L’evento dell’estate del nuoto è alle porte: gli Europei di Roma 2022 stanno per iniziare e tra pochi giorni il Foro Italico ci farà sognare con una settimana di spettacolo, bellezza e, si spera, grandi prestazioni.

Per arrivare preparati alla piscina più bella del mondo, ecco i numeri della storia dei Campionati Europei di nuoto.

I Medaglieri

Gli Europei di nuoto in vasca lunga sono una delle manofestazioni più antiche tra quelle riconosciute nel mondo del nuoto: la prima edizione risale infatti al 1926, quando fu Budapest ad ospitare le gare, ed è proprio l’Ungheria la nazione con più edizioni in casa, ben sei. La rassegna continentale è già stata per tre volte in Italia, nel 1927 a Bologna, nel 1954 a Torino e nel 1983 a Roma, ma manca dalle nostre parti da ben 39 anni.

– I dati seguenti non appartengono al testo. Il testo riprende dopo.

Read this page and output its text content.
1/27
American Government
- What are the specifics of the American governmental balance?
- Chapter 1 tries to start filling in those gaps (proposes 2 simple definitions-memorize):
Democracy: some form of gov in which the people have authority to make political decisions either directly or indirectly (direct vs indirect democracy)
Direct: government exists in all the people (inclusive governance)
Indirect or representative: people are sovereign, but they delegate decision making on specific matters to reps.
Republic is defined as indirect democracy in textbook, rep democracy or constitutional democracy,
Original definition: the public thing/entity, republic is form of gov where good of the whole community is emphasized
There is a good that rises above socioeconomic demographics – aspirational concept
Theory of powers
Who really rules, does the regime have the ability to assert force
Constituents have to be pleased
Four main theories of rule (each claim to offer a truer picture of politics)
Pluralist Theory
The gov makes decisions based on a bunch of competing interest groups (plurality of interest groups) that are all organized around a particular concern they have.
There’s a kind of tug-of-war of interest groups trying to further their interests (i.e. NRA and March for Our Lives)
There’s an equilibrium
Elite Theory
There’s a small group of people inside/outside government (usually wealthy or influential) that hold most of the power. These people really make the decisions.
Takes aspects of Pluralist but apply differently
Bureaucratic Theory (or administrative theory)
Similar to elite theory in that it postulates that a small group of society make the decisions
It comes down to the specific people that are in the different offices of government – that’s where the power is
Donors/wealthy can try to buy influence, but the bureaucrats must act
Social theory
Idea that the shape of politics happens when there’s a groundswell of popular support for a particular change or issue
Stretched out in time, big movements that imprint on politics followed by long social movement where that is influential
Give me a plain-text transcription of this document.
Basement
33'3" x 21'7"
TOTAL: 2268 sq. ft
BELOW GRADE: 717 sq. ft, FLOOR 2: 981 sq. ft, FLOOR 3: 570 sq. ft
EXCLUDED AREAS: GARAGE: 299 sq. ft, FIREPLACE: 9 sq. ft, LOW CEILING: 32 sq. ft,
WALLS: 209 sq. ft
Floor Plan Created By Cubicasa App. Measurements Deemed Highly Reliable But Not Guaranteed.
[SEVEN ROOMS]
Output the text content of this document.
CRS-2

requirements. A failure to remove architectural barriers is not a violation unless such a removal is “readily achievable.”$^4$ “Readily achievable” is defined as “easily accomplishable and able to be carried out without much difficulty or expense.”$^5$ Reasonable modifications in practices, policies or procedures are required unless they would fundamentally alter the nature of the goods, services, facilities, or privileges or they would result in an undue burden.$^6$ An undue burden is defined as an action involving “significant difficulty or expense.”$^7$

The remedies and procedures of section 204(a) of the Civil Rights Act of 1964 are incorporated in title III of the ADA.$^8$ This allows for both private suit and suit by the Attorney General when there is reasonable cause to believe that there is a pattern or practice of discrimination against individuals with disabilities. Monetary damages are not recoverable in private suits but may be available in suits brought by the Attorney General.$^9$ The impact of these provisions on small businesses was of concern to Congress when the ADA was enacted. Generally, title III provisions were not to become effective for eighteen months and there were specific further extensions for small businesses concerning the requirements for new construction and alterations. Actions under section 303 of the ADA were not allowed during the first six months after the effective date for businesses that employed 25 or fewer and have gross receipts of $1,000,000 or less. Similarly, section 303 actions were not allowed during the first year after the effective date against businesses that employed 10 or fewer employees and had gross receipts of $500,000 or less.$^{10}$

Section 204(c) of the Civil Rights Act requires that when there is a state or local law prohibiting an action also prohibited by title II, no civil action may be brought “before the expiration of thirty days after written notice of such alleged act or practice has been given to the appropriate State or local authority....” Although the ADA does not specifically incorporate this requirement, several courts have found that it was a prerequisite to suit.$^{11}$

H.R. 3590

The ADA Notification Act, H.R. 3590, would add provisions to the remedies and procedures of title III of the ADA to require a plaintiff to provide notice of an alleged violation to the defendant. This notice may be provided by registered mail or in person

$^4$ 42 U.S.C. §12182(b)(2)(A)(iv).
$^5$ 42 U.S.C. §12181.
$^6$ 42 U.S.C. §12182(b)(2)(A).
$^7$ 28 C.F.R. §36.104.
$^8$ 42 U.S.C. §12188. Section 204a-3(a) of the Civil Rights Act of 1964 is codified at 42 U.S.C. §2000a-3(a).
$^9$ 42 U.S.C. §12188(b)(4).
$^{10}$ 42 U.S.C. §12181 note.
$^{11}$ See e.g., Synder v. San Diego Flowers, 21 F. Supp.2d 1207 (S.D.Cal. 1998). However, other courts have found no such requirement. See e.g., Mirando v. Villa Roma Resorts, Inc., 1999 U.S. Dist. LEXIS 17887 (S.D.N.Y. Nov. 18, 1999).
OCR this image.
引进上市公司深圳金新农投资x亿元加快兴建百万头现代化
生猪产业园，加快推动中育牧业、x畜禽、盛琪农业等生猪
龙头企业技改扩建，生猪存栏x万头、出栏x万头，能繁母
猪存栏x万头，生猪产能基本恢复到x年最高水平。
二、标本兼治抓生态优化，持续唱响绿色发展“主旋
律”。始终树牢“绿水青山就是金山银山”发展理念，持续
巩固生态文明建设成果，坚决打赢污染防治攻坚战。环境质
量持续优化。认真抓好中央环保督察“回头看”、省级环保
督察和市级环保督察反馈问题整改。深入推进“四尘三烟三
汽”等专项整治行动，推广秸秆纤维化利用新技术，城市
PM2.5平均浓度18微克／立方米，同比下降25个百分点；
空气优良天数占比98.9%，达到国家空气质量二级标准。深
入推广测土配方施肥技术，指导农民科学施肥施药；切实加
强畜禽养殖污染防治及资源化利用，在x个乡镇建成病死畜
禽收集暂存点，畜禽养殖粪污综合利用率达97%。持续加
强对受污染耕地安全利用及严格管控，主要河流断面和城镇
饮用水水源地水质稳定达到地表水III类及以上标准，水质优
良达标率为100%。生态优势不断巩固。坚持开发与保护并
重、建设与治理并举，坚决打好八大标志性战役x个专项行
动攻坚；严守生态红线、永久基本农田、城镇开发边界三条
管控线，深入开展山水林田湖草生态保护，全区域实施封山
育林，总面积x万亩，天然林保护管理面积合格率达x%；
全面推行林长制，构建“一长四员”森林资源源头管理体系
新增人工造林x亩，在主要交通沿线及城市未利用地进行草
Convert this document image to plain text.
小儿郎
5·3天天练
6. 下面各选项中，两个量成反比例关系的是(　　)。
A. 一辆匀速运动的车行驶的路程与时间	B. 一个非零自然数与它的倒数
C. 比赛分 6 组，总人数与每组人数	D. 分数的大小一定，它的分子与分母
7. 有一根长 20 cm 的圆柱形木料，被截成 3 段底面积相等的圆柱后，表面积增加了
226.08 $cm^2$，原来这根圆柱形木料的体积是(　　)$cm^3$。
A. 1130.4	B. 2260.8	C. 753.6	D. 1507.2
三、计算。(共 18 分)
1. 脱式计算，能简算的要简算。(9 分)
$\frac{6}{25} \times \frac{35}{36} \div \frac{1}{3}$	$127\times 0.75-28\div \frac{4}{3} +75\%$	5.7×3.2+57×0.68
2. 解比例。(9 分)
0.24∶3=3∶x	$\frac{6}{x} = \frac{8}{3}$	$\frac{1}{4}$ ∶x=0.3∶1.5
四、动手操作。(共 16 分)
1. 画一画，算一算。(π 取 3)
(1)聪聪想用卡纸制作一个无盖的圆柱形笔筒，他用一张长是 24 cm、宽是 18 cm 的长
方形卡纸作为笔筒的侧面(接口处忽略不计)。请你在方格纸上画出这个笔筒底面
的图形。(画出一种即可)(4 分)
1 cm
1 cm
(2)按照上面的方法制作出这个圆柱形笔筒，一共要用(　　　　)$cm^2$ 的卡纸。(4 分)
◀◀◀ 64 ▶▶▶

Quanto sia storica la manifestazione lo dice proprio il Meagliere, che vede al primo posto la defunta Germania Est, dominatrice sportiva negli anni ‘70 e ‘80, che ha preso un tale vantaggio dalle altre nazioni da risultare ancora la migliore in assoluto. Sono 34 gli ori di distanza dell’Ungheria, che dovrà quindi faticare ancora qualche anno per raggiungere e poi superare la DDR.

L’Italia è settima, con lo stesso numero di ori della Gran Bretagna e a soli tre di distanza dalla Francia: con un Europeo molto positivo la top five potrebbe essere alla portata degli azzurri.

Per Europeo positivo si intende un Campionato come quello dello scorso anno quando, anche se in una rassegna pre Olimpica, l’Italia arrivò comunque al record di medaglie (per numero) ed a sfiorare quello di medagliere (meglio solo nel 2012 e nel 2018).

Con una formazione da 58 atleti, la Nazionale di Cesare Butini è chiamata ad una prova di qualità e quantità che confermi lo status di potenza del nuoto continentale.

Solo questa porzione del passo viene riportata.